Siendo así, estimo que el peligro de la escritura es ceder a la tentación de acudir a los estereotipos, a los sociolectos, y sobre todo, a la religión de la palabra impresa, la sagrada escritura indiscutible. La perenne arrogancia de la voluntad de codificar todo lo existente a través del signo escrito para el bronce –a fin de congregar, educar, mejorar, corregir-.
¿Cómo moverse en este territorio de los poderes normalizadores, donde una palabra ya quiere decir algo antes incluso de ser utilizada? ¿Cómo decir algo en esta época ruidosa, vociferante, donde no queda nada propio excepto el silencio?
Me atrevo a responder que algo puede quedar dicho en la intimidad de cada quien a través del acto de leer.
Leyendo somos leídos; alguna frase nos señala, nos sale al cruce más allá del nombre que nos fue asignado. Paulatinamente, fuerzas ajenas nos encuentran como morada viviente, y hablan entre sí, para nadie. Somos testigos obligados de este campo de batalla que nos habita, como lo llamó Nietzsche.
Escribir es esperar pacientemente, en virtud de que nunca hay dos testimonios idénticos. Aparecen entonces, sin remedio, huecos en el muro de lo repetitivo, rompecabezas que formulan preguntas, collages, sonidos, ecos.

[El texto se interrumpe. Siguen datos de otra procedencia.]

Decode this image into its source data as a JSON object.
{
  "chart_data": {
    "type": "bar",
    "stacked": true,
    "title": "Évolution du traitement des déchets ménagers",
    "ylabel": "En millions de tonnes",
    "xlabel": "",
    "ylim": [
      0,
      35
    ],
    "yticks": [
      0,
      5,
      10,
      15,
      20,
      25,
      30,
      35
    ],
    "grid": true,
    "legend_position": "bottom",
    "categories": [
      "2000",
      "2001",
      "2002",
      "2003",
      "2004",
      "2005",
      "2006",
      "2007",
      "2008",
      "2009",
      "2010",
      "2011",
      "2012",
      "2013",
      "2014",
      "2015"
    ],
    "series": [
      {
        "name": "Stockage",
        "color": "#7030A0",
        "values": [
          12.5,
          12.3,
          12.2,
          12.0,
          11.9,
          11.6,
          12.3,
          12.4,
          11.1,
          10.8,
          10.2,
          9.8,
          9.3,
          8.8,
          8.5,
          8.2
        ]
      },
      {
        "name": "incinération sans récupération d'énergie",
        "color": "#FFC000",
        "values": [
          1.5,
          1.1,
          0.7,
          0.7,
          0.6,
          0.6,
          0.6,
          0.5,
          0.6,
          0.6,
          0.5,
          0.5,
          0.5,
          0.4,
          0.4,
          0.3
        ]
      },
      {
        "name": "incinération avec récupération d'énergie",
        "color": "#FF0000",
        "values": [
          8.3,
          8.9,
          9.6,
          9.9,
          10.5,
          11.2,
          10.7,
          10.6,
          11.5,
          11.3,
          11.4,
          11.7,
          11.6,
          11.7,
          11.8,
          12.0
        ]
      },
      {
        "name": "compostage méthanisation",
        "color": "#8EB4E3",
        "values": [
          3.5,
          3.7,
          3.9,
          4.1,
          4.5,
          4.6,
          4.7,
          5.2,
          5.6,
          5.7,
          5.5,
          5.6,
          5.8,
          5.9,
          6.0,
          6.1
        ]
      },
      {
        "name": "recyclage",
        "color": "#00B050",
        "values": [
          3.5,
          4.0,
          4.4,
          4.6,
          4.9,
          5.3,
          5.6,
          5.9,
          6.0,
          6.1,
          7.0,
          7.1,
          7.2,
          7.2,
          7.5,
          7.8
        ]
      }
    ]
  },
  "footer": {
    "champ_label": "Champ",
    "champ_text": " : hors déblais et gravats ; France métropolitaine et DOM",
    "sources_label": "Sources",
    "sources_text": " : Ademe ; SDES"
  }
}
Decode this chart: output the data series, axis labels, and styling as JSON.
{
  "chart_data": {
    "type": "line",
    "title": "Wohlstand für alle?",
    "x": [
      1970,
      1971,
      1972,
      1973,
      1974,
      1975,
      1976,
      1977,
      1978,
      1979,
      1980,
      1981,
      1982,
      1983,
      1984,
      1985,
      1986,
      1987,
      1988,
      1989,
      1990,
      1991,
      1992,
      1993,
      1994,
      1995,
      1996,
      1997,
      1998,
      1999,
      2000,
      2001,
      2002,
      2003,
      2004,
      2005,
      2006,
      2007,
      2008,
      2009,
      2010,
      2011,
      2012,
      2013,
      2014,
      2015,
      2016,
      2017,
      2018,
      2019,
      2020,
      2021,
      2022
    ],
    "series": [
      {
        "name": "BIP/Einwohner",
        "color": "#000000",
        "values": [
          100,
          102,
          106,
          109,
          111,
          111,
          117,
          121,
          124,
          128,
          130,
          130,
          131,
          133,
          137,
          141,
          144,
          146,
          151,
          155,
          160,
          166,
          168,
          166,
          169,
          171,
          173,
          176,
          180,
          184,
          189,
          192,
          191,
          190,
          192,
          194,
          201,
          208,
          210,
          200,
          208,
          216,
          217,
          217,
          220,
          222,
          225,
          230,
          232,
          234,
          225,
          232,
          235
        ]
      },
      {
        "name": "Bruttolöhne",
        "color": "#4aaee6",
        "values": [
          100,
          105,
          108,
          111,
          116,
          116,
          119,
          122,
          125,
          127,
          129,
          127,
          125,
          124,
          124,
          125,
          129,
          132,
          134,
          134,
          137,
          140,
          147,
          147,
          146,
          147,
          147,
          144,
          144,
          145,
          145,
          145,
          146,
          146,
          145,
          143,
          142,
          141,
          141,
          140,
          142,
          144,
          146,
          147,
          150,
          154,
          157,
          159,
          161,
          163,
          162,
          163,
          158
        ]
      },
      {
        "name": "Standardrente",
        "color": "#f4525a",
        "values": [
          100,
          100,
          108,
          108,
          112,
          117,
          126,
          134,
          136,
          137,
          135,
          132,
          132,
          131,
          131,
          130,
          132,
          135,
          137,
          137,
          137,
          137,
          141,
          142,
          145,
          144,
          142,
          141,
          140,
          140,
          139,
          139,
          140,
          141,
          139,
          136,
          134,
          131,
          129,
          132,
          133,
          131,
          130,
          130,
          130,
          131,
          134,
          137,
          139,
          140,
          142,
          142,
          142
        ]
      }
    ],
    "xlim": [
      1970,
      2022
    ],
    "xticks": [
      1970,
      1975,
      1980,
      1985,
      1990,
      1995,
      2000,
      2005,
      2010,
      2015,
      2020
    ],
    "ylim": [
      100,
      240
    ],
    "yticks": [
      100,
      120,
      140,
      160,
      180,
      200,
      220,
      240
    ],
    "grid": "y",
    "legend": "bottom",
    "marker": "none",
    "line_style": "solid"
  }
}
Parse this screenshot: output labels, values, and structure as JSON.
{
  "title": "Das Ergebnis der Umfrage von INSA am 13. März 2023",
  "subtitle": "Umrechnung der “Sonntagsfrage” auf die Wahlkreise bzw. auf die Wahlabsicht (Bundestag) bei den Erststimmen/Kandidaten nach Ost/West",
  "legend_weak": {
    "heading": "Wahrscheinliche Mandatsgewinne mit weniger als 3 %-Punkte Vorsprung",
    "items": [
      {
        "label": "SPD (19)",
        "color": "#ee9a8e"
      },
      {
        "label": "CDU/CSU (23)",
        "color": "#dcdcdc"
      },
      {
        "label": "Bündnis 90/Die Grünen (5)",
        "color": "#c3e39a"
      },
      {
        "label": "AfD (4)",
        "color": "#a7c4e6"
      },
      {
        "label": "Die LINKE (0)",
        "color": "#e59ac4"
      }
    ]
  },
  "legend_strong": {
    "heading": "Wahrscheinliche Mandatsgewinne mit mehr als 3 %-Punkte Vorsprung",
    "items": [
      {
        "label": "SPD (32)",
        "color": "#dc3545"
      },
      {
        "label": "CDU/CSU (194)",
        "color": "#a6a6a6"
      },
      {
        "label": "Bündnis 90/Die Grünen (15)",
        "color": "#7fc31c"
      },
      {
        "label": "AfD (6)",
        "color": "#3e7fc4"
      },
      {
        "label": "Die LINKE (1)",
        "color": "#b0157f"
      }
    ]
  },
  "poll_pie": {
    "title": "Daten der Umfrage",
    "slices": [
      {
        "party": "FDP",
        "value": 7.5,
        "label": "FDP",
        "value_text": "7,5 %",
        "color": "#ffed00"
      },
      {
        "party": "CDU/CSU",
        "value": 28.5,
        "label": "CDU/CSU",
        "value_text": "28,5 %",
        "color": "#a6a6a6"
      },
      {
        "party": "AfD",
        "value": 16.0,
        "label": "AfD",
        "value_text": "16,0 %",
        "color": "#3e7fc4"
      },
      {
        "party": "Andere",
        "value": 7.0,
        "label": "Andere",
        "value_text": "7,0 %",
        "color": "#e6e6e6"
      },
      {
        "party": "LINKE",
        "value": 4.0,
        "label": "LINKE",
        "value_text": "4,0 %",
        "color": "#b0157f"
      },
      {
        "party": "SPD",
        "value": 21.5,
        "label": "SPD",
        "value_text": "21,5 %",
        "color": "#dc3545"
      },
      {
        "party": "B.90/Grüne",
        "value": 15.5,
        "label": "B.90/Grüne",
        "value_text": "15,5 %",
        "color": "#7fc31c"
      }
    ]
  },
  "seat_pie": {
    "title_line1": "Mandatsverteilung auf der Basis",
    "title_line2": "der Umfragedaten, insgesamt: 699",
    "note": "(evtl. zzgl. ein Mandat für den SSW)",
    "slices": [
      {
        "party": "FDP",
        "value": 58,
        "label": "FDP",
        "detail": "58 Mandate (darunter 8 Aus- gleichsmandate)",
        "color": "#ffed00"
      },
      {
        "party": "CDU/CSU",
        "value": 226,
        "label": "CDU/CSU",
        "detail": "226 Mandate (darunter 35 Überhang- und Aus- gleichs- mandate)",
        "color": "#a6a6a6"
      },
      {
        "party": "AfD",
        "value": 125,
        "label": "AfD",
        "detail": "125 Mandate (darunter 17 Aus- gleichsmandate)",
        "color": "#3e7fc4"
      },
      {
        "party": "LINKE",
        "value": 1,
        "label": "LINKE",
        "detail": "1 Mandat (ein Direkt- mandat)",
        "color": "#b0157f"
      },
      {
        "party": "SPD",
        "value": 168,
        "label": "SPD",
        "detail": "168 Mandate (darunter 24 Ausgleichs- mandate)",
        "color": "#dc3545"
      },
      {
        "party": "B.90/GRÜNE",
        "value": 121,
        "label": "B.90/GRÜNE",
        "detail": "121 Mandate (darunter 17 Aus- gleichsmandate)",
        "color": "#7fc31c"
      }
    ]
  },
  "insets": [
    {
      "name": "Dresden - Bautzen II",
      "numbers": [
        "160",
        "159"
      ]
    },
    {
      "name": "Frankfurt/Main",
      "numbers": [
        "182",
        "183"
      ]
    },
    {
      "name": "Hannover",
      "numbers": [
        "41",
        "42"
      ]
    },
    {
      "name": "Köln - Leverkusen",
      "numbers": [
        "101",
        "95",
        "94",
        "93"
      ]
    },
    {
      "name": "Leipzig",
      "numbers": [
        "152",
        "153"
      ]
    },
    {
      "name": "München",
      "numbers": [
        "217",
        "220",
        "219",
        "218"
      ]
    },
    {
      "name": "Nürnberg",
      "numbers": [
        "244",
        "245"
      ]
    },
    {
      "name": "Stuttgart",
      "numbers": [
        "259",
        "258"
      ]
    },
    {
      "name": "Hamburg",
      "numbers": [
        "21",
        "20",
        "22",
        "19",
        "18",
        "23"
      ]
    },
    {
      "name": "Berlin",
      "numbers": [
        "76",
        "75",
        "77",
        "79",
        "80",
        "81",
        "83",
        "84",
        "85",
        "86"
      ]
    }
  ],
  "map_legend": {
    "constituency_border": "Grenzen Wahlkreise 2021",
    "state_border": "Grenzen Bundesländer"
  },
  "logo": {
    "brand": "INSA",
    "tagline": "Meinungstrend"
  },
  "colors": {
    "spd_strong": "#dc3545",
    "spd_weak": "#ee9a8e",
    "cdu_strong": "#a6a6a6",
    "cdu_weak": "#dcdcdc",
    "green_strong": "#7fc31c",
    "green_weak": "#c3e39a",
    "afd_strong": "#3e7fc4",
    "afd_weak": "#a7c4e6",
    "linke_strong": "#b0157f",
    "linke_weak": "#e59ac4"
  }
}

La lectura es herética; nunca se lee dos veces del mismo modo.
Entonces, tal como usted postula en su pregunta, estimado Juan, estos ensayos se fueron escribiendo en el discontinuo tiempo de leer. Cada uno de ellos es efecto de recuerdos de experiencias que permanecen en la memoria como si fueran ajenos.
Estas experiencias dejan un asombro extraño, que se resiste a ser convertido en pericia. A lo sumo, a veces, lo que nos va pasando, empuja al esfuerzo de encontrar una voz que lo narre sin más.
En mi caso, entonces, la escritura ha llegado por fragmentos. No son homogéneos ni contemporáneos entre sí. Conforman una bitácora, nunca un rumbo.
El ensayo es una forma breve que hace trampa: se pretende pasajero, revocable, insignificante, como si dijera “esto está escrito pero no es escritura”. El ensayo, pues, también tiene su propia arrogancia: pretende ser escuchado y deshacerse en el oído, como la palabra de los amantes.
Así se escribieron estos ensayos. Dilatando la llegada, intentando cortar la escena un poco antes del final, como una introducción a lo que no se llegará a escribir jamás.
Son variaciones tonales que buscan hacer consonar palabras sin que coagulen en significado. Que digan, sin encadenarse a ninguna clase de futuro.
Al modo de amantes fortuitos, la palabra y quien escribe se dicen muy poco. A veces se encuentran, y apenas con la punta de los dedos están en el lenguaje.
Por otro lado, tanto el título que encabeza el libro como el orden en que fueron presentados estos ensayos, son intervenciones -es decir una lectura- que hizo su mentora y editora, Francisca Mauas, mi hija, a cargo de Azul Francia Editorial.
Hay dos nombres que van y vienen en el libro, y a los que se vuelve de forma recurrente, Borges y, algo menos, pero con fuerza, Barthes, ¿por qué? ¿Se puede pensar el libro como un comentario en fragmentos a la obra de Borges?
Sí, se puede pensar el libro como un fragmentado comentario a la obra de Borges, y al sinnúmero de otros nombres a los que nos reenvía la lectura de Borges.
Borges es lo que opera Borges en los otros. La máquina Borges, amplia y microscópica, inocula una irreverencia de pesadilla, que, si no es usada con precisión, se cae, y no pasa de ser una parodia fácil.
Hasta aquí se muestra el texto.